TOP SECRET.
OPERATION : STINKY FINGER


Prvt. Jon Wayne Pluko
CODENAME : GayLord RimJob

We have word that off the coast of vietnam the 'Fuck you Charlie' Ripped-Jeans-and-Lipstick Brigade is doing viral research and experimentation with dangerous forms of mullets, a.k.a. 'Kentucky-Waterfalls', for bio-chemical warfar. They plan to use these new specimans of mullet, a.k.a. 'Squirrel-Pelt', for global terrorism. There has also been radio messages that we decrypted revealing plans for an invasion of local Wal-Mart superstores. These mullets are capable of threatening the very ass, grass and gas that we hold dear.

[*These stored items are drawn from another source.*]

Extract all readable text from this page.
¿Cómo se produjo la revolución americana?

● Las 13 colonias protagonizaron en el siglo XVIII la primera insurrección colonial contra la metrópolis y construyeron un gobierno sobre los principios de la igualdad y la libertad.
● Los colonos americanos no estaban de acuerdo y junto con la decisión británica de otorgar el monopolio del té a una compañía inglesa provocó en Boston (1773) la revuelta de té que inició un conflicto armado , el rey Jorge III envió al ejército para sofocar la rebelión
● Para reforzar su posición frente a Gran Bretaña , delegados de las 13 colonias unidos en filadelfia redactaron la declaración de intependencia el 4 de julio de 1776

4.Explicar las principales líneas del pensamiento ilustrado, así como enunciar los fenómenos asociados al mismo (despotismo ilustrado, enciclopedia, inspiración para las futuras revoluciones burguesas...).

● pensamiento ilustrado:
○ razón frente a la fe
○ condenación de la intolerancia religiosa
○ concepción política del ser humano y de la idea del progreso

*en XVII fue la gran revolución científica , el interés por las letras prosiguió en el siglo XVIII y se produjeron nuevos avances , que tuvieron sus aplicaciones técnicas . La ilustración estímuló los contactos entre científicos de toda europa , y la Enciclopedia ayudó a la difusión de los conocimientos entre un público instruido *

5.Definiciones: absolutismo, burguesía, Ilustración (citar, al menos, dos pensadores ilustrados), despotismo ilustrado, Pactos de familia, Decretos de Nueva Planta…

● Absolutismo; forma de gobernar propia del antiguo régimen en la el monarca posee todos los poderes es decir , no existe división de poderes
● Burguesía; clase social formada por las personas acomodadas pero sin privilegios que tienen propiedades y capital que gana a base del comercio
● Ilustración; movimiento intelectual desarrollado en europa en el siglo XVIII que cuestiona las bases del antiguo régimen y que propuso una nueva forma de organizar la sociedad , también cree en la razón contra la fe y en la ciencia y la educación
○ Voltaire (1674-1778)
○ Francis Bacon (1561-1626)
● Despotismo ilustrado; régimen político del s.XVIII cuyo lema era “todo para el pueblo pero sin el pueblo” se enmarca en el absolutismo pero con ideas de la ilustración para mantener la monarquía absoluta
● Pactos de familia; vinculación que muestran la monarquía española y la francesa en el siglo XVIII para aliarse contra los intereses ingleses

They may also cause castasrophic horror to our neigboring countries, or even Canada.

We have set up a team for your particular mission as follows :
Private Parts
Col. Lager
Sgt. Stain-Of-Shit, a.k.a. Handy
and Private First Class Pal Suckmeoff


Mission Objectives :
Infiltrate the military installation and set the satchel charges near the area of the gas pumps to cause a diversion. Proceed to LAB A by the snack aisle. Once inside you must then bypass the security door in the testing area. The access code is "That's Bullshit". You have at no more than 6 minutes to get inside and obtain the missing mullet, a.k.a. 'Yep-Nope', PROTOTYPE 69sensitive before the new mobile unit 4k 7 sentry cyber-skeletons are aware of your position. IT IS IMPERITIVE THAT YOU GET THE MULLET, a.k.a. 'Tennessee-Tophat', AND DESTROY THE LAB. Get to the evacuation point by the sai chan river and our team will be there to support you with surpressing cover fire.